Class of 1956 WCMA Director Pam Franks says a growing interest in weaving art across the curriculum is driving a need for even more educational space. The Williams College Museum of Art has been in its current space in Lawrence Hall for almost 100 years, but a new, larger building is slated to open in tandem with the museum’s centennial celebration in 2026.
“There’s teaching that happens across every discipline, and collection connections that just could go far beyond what we’re able to do in our current space,” Franks said in an interview about the college’s decision to build a new museum. The new space will create optimal conditions for display and conservation. It will also support growth in educational opportunities and innovative work in collections, exhibitions and community programming.
The Object Lab is one of the programs that will benefit from the new space. Gallerani and Tarah, who studies music and dance traditions from Bangladesh, selected artworks for the current Object Lab exhibition that showcase a range of dance movements from across cultures, media and time periods. Among the eight pieces are a lithograph by Chinese artist Hung Liu, a South Asian watercolor circa 1700 and a photograph of Black dancers in New York City from the 1930s.
Tarah says the artworks will be used to start conversations about the use of color, weight and gravity in South Asian dance in comparison to ballet and other Western forms that might be more familiar to students. They’ll also learn about the practice of analyzing still and moving images and have the opportunity to develop competency in historical research.

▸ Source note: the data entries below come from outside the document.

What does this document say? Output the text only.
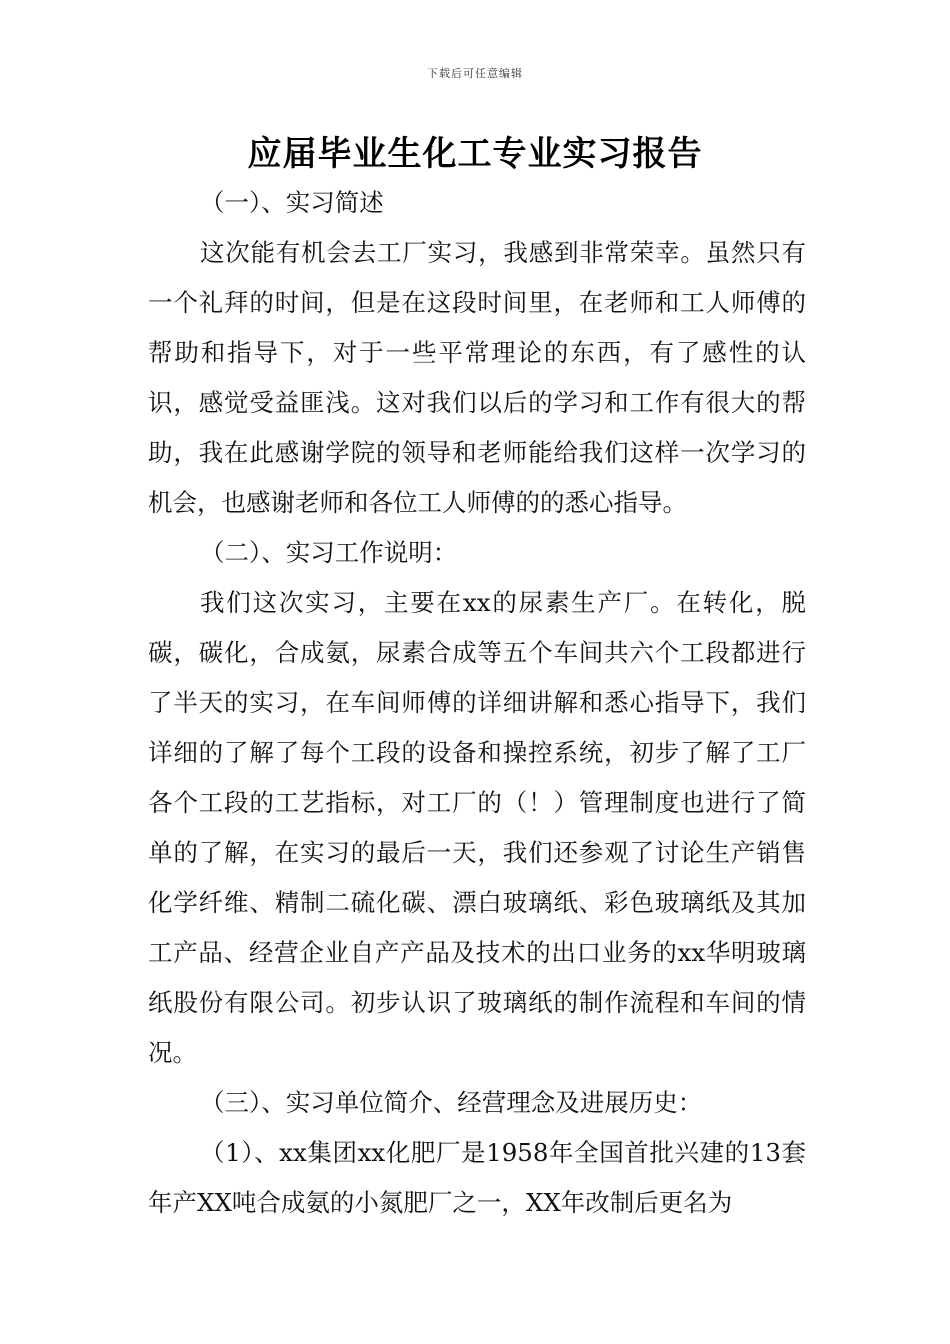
下载后可任意编辑
应届毕业生化工专业实习报告

（一）、实习简述

这次能有机会去工厂实习，我感到非常荣幸。虽然只有一个礼拜的时间，但是在这段时间里，在老师和工人师傅的帮助和指导下，对于一些平常理论的东西，有了感性的认识，感觉受益匪浅。这对我们以后的学习和工作有很大的帮助，我在此感谢学院的领导和老师能给我们这样一次学习的机会，也感谢老师和各位工人师傅的的悉心指导。

（二）、实习工作说明：

我们这次实习，主要在xx的尿素生产厂。在转化，脱碳，碳化，合成氨，尿素合成等五个车间共六个工段都进行了半天的实习，在车间师傅的详细讲解和悉心指导下，我们详细的了解了每个工段的设备和操控系统，初步了解了工厂各个工段的工艺指标，对工厂的（！）管理制度也进行了简单的了解，在实习的最后一天，我们还参观了讨论生产销售化学纤维、精制二硫化碳、漂白玻璃纸、彩色玻璃纸及其加工产品、经营企业自产产品及技术的出口业务的xx华明玻璃纸股份有限公司。初步认识了玻璃纸的制作流程和车间的情况。

（三）、实习单位简介、经营理念及进展历史：

（1）、xx集团xx化肥厂是1958年全国首批兴建的13套年产XX吨合成氨的小氮肥厂之一，XX年改制后更名为
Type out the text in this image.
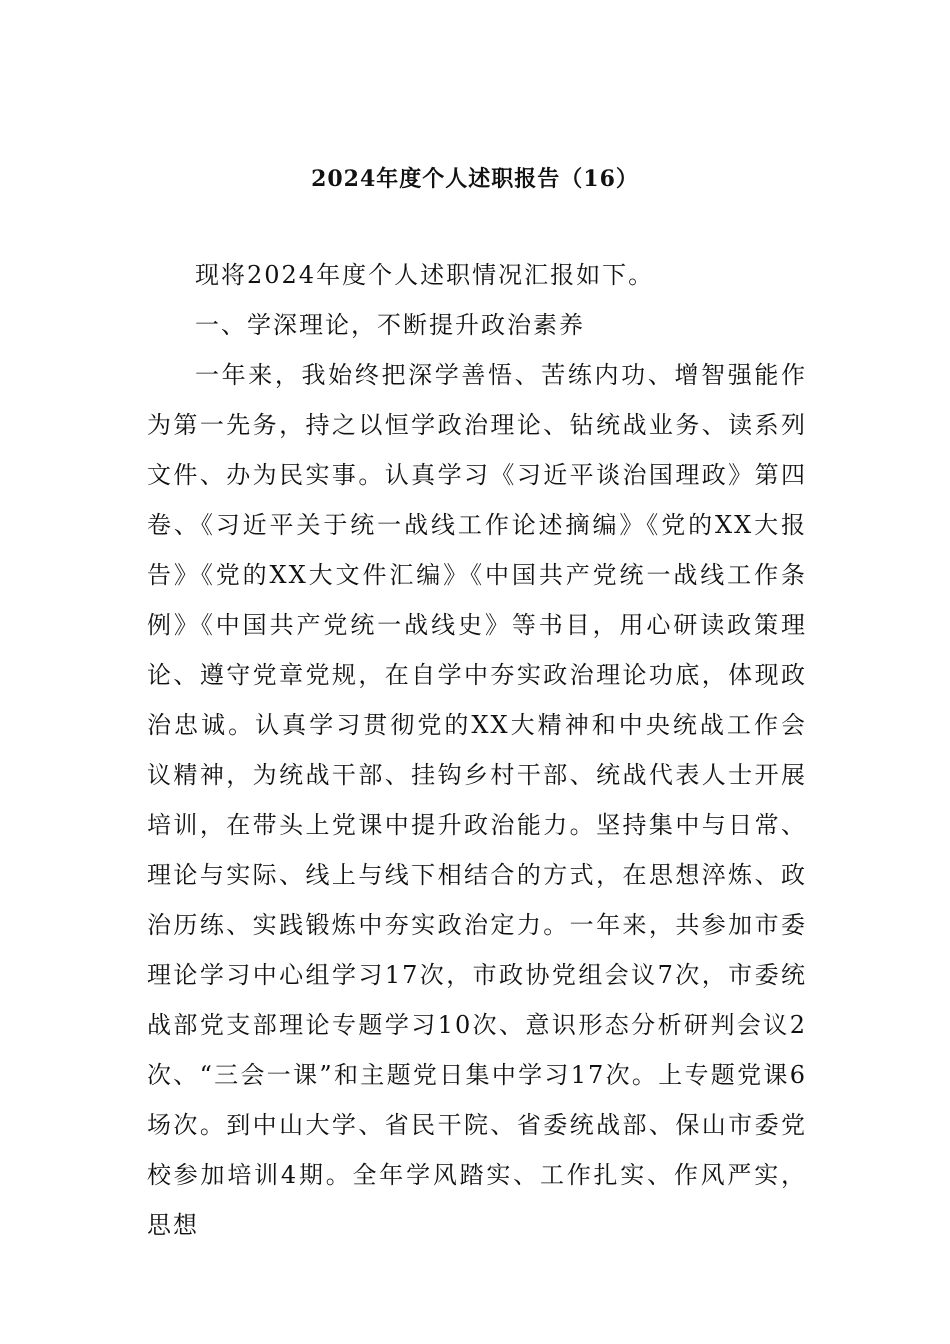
2024年度个人述职报告（16）

现将2024年度个人述职情况汇报如下。

一、学深理论，不断提升政治素养

一年来，我始终把深学善悟、苦练内功、增智强能作为第一先务，持之以恒学政治理论、钻统战业务、读系列文件、办为民实事。认真学习《习近平谈治国理政》第四卷、《习近平关于统一战线工作论述摘编》《党的XX大报告》《党的XX大文件汇编》《中国共产党统一战线工作条例》《中国共产党统一战线史》等书目，用心研读政策理论、遵守党章党规，在自学中夯实政治理论功底，体现政治忠诚。认真学习贯彻党的XX大精神和中央统战工作会议精神，为统战干部、挂钩乡村干部、统战代表人士开展培训，在带头上党课中提升政治能力。坚持集中与日常、理论与实际、线上与线下相结合的方式，在思想淬炼、政治历练、实践锻炼中夯实政治定力。一年来，共参加市委理论学习中心组学习17次，市政协党组会议7次，市委统战部党支部理论专题学习10次、意识形态分析研判会议2次、“三会一课”和主题党日集中学习17次。上专题党课6场次。到中山大学、省民干院、省委统战部、保山市委党校参加培训4期。全年学风踏实、工作扎实、作风严实，思想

“In dance, the first step to analysis is watching the same thing over and over again,” Tarah says. “But in order to do that, you have to have a particular kind of training to understand the traditions. South Asian dance has specific types of lexicons and idioms in terms of movement. So looking at a still image for a long period of time really helps with understanding those movements.”
Daniel Barowy, assistant professor of computer science, is also participating in the Object Lab this semester. His course, Principles of Programming Languages, teaches students how to design and implement a computer programming language that produces art in the style of a particular artist. Using Josef Albers’ 1959 painting “Homage to the Square: Warming,” which features multiple inset squares in varying shades of orange that are set against a gray background, students learn how to communicate exactly what they see in the artwork—irregularity of lines, range of textures, shades of colors—so that a computer can closely replicate a work.
Gallerani says the connections Barowy’s class makes between programming computers and making art illustrate why students are excited to study computer science at Williams: “That’s one of the main goals of the Object Lab—experimenting and connecting interdisciplinary ideas in the liberal arts.”